A peculiar arrangement, this: an angled entrance on an alley. Maybe it's a Texas thing.
"We call that the Texas Cut 'round these parts. Most everyone knows what that for."
"What's it for?"
"For pointing out the people who don't know what it's for."
That's a fine sign. The lines absorb the civic energy, channel it through the HOWARD matrix, and pump the civic energy into the theater.
This is the second Howard theater. The first was built in the mid-20s by Howard Bland; this one was a second-run theater called the Rita. Howard took it over in the fifties. (Info from Cinema Treasures.)
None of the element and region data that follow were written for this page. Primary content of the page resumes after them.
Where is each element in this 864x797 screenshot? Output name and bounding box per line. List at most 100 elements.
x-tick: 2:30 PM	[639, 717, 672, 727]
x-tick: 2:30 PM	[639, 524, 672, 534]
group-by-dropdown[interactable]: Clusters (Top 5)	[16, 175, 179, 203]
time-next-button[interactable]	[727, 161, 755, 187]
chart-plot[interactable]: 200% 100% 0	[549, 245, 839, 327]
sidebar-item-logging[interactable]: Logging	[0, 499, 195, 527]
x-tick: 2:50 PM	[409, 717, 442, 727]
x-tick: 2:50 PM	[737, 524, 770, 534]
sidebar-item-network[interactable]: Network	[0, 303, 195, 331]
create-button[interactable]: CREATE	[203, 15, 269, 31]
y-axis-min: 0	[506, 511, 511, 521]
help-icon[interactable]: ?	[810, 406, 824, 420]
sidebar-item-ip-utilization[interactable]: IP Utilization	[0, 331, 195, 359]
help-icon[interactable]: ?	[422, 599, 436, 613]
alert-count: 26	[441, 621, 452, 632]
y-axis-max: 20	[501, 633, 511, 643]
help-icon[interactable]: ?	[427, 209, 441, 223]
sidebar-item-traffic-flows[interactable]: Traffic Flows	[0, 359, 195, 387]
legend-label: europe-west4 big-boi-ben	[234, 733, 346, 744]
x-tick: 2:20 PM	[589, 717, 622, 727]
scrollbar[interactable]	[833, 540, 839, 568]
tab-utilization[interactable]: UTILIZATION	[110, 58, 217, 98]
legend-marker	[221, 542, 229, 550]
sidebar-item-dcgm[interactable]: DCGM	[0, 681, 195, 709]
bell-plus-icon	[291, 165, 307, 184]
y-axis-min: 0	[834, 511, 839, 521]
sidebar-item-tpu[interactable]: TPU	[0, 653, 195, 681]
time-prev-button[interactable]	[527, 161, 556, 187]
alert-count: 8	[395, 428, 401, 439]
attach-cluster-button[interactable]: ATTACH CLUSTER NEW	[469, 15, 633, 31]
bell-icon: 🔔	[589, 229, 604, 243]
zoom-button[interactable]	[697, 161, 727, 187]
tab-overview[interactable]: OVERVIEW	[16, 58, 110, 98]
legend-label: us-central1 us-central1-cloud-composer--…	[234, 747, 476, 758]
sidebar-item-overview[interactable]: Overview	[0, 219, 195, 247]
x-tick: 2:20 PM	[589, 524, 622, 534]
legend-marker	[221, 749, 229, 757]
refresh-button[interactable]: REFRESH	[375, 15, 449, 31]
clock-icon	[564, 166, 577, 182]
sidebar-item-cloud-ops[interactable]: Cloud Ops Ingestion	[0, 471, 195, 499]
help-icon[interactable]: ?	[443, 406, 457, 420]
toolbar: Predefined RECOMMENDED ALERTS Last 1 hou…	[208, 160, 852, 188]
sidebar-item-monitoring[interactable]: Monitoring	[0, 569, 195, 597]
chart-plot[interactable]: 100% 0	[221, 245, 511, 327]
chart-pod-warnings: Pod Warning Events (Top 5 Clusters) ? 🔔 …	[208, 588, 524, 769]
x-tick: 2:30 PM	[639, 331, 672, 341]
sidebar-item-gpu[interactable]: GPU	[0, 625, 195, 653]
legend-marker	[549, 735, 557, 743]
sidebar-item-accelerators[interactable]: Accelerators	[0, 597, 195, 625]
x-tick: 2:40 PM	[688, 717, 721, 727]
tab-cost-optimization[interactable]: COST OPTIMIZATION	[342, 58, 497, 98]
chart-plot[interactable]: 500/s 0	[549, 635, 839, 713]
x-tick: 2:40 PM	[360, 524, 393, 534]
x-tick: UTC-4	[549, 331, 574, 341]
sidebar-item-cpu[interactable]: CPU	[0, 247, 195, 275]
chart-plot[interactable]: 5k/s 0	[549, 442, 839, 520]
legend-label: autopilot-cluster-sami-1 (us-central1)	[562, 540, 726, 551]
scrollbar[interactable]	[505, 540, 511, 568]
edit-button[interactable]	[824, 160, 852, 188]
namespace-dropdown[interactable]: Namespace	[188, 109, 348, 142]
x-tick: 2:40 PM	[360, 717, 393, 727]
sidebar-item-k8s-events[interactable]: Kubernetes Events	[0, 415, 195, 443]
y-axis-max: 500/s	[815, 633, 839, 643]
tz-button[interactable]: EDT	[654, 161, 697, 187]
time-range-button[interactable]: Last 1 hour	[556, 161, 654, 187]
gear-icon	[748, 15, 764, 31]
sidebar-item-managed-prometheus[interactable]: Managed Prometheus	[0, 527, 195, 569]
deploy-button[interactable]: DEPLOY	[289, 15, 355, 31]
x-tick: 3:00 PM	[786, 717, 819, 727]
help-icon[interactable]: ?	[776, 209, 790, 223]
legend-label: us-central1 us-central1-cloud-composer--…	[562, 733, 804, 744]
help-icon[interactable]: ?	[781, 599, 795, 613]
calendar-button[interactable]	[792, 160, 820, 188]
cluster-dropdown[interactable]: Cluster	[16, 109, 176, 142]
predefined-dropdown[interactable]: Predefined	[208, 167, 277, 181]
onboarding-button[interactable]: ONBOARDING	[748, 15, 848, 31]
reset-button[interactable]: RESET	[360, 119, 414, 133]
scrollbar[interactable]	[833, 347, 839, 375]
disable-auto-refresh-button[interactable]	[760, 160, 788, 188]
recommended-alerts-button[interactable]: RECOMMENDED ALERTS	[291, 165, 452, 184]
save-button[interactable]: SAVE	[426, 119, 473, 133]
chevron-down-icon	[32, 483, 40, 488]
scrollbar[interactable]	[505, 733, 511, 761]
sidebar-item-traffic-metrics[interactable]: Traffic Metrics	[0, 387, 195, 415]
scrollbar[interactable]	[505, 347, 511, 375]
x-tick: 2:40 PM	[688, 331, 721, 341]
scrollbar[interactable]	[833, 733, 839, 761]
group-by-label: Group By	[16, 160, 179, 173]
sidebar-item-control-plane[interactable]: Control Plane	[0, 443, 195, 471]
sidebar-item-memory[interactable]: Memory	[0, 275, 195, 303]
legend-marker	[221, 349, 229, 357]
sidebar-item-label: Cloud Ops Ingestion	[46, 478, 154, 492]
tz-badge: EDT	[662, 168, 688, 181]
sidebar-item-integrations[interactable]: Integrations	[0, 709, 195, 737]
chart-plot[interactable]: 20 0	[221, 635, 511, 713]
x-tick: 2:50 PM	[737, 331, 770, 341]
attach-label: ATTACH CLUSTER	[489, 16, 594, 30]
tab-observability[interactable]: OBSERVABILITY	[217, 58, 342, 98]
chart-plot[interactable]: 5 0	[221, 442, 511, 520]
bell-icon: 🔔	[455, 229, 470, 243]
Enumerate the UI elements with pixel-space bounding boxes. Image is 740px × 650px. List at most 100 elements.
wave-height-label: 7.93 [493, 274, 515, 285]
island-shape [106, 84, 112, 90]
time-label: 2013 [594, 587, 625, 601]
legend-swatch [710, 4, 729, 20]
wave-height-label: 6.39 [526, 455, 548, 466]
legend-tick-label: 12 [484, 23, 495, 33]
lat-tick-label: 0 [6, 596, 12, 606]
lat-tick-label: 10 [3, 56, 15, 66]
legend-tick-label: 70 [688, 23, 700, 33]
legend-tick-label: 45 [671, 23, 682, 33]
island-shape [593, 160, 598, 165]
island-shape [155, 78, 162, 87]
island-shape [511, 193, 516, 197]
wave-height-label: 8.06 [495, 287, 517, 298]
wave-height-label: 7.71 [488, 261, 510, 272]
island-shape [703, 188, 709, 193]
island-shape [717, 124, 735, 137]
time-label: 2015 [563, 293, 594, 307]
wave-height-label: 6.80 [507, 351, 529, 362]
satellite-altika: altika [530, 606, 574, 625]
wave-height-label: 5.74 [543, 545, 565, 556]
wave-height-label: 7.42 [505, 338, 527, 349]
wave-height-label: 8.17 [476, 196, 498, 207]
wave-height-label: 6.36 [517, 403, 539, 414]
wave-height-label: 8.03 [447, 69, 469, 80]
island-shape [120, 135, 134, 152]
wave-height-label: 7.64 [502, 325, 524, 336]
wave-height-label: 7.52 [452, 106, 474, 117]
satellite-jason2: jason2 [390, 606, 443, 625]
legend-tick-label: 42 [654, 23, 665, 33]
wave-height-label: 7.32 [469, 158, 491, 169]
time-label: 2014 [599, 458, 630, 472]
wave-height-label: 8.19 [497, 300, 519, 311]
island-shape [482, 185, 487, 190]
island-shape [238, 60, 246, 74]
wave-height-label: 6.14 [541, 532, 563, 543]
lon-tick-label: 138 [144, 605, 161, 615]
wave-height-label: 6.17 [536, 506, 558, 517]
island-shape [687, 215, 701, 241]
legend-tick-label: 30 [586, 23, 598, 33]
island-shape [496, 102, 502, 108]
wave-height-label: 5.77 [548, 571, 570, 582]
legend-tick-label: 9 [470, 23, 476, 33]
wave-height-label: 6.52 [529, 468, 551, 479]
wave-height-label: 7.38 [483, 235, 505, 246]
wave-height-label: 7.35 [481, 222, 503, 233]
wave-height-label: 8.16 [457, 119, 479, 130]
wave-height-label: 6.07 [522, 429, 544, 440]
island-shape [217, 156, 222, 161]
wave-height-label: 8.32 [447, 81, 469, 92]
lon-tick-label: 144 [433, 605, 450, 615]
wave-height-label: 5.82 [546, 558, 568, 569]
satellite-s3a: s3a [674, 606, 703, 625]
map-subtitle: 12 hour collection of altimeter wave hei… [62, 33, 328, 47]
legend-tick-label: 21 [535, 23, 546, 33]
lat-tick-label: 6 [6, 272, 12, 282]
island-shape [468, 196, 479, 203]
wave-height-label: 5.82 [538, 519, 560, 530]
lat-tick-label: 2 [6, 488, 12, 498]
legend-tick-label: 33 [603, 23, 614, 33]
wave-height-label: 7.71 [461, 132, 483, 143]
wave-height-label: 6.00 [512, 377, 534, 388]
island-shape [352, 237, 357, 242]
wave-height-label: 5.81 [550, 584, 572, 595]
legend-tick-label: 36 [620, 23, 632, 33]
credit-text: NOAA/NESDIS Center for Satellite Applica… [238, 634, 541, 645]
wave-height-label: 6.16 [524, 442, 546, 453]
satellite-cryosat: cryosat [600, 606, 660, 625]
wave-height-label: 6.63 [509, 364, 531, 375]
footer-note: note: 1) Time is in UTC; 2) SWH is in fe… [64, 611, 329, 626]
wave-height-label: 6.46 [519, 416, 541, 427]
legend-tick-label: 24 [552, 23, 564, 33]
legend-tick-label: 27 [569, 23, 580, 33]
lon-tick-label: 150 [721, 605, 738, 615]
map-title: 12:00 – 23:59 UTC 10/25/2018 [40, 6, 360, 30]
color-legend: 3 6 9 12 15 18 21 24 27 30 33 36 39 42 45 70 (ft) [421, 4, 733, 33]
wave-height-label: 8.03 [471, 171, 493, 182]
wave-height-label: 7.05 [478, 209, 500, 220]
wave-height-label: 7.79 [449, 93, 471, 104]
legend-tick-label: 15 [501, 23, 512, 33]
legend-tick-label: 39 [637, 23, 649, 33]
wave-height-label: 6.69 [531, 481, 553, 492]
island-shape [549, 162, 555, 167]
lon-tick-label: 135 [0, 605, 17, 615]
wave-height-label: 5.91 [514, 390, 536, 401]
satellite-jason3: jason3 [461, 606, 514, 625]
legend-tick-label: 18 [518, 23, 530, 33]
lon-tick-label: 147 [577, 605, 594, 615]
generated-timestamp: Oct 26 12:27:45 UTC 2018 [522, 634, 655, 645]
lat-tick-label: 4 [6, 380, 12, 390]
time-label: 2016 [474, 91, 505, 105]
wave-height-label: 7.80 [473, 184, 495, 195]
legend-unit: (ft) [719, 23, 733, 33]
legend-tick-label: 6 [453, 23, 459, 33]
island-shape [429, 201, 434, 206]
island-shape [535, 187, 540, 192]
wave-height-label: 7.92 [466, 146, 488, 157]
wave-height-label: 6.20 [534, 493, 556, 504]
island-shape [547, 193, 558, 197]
A touch of that first-floor fog Google cars seem to bring with them:
Interesting building; the ground floor and the upper floors are not consistent, but I don't think they rehabbed the upper floors a decade or two after the building was erected. Those stumpy columns in the corner were popular at the time, but look uncomfortable to modern eyes.
A ghost building, perhaps lost in a fire or just the tireless efforts of time. Like many things, we only can infer it from the mark it made on a neighbor.
How the roof fit in with the different colored bricks, I've no idea.
If it's an early 30s building, it had some residual pizzazz from 20s motifs. The crossover and blending of the Deco and Moderne can make it tough to nail down the era to which it belonged. Cool to see it so pristine, though - was it never touched, or rescued after decades under ugly metal? I suspect the former.
Annnnnd . . . IOOF!
A rusticated beaut with a proud pair of bay windows. Must have been lots of demand for a place to people and stand and look down at the street in all possible directions.
An industrial building I suspect was once entirely glass, and now is anything but:
Even after they removed the glass, there were still windows. But those had to go, too.
A forgotten old senior citizen, spared modernization, now on a street whose vitality was drained away by an overpass.
Finallly, here's the reason I chose this one.
It was a hardware store. I pieced the name together from a few shots in the headsplitting "Transformers 4" movie.
It was bought and rehabbed in 2011. From the newspaper: “I had to replace all the transformers and the wiring,” Truex said.
Should have waited; Bay would have replaced all the transformers.
If you've seen the movie, you know they go into a movie theater acros the street. It's not there. That's another town. Movie magic! But this is in Taylor:
I missed that the first time I wandered around. Found it:
Morning Glory . . . what? You can make out the word if you try.